An operation information acquisition unit that acquires operation information of each monitored machine;
An operation information database that stores operation information of the monitored machines acquired by the movable information acquisition unit for each monitored machine,
A status database that stores status information indicating whether or not the operation information is missing for each monitored machine for each monitored computer;
Based on the operation information of the monitored machine stored in the operation information database and the status information stored in the status database, the candidate of the monitored machine causing the change in the operation rate of the specific monitored machine is identified by correlation analysis. A network management system comprising an operation information analysis unit for displaying.

The network management system according to claim 1,
The analysis unit acquires operation information of a computer that is a candidate of the monitored machine that causes a change in the operation rate of the specific monitored machine, and the operation rate indicated by the operation information exceeds a predetermined threshold. A network management system for calculating a risk based on a period.

The network management system according to claim 2,
The network management system, wherein the analysis unit calculates a cause based on the correlation coefficient obtained by the correlation analysis and the risk.
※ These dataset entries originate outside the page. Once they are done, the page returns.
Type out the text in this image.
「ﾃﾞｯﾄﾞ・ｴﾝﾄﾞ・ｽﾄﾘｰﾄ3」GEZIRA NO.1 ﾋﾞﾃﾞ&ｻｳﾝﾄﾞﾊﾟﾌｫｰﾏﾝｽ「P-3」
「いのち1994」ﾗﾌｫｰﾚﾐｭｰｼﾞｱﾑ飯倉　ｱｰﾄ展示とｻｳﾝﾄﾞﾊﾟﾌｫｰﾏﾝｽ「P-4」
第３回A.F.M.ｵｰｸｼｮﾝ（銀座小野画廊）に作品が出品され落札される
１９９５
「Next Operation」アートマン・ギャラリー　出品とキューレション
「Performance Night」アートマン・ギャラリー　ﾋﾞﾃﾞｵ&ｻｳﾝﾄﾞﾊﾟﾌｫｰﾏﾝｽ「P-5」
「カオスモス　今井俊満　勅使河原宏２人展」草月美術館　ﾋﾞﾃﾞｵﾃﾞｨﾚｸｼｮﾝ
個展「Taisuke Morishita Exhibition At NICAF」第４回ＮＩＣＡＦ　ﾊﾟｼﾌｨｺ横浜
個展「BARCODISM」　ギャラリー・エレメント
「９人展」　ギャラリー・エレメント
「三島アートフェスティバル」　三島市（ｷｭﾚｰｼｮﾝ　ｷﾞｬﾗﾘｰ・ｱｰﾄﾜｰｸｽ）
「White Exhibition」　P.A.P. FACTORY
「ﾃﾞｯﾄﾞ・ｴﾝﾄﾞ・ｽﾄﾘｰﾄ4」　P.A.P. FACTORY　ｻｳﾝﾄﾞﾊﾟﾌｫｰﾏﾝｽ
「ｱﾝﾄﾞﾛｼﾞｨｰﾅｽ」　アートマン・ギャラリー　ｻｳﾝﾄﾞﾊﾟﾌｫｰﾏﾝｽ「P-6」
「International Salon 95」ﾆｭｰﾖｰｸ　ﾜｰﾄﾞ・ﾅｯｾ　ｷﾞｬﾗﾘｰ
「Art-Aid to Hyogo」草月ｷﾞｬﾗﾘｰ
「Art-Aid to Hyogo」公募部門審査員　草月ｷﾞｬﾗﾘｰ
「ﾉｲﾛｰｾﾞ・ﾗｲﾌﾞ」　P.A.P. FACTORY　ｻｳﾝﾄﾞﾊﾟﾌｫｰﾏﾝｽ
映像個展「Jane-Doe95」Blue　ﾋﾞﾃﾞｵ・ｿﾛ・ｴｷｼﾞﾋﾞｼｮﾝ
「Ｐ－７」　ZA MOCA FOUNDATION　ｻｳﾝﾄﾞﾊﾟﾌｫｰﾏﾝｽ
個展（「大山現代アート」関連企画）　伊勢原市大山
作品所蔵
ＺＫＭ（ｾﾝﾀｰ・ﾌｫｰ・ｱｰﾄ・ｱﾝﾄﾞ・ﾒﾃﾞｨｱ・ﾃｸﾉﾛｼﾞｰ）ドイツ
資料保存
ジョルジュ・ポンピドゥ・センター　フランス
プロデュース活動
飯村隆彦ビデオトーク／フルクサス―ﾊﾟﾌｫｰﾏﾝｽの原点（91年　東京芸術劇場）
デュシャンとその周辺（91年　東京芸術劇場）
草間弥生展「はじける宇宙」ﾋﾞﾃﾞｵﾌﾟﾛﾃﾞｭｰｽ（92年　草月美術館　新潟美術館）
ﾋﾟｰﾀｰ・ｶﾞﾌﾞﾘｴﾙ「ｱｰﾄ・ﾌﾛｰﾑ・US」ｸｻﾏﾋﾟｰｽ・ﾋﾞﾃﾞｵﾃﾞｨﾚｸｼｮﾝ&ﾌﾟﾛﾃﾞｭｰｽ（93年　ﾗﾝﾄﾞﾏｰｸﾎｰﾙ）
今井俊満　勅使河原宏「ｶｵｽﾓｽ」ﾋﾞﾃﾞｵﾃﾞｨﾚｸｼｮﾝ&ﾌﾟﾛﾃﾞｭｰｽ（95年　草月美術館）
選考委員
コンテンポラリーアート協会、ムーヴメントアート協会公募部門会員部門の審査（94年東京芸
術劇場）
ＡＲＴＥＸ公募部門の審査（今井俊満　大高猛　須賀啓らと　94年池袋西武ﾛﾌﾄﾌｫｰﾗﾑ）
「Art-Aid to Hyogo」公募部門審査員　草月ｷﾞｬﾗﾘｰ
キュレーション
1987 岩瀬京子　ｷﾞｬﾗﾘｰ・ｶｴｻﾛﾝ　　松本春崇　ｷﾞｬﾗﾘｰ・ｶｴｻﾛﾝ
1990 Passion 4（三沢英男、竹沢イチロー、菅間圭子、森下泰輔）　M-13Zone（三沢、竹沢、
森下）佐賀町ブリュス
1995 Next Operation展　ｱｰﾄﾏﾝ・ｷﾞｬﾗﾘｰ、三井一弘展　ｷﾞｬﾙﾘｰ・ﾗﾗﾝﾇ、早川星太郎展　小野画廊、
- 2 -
A step of acquiring operation information of each monitored machine;
Storing the operation information of the monitored machine acquired by the movable information acquisition unit in an operation information database for each monitored machine;
A step of storing status information indicating presence or absence of loss of operation information of each monitored machine in a status database for each monitored computer;
Based on the operation information of the monitored machine stored in the operation information database and the status information stored in the status database, the candidate of the monitored machine causing the change in the operation rate of the specific monitored machine is identified by correlation analysis. A network management method comprising a step of displaying.

The network management method according to claim 4,
The analysis unit acquires operation information of a computer that is a candidate of the monitored machine that causes a change in the operation rate of the specific monitored machine, and the operation rate indicated by the operation information exceeds a predetermined threshold. A network management method comprising calculating a risk level based on a period.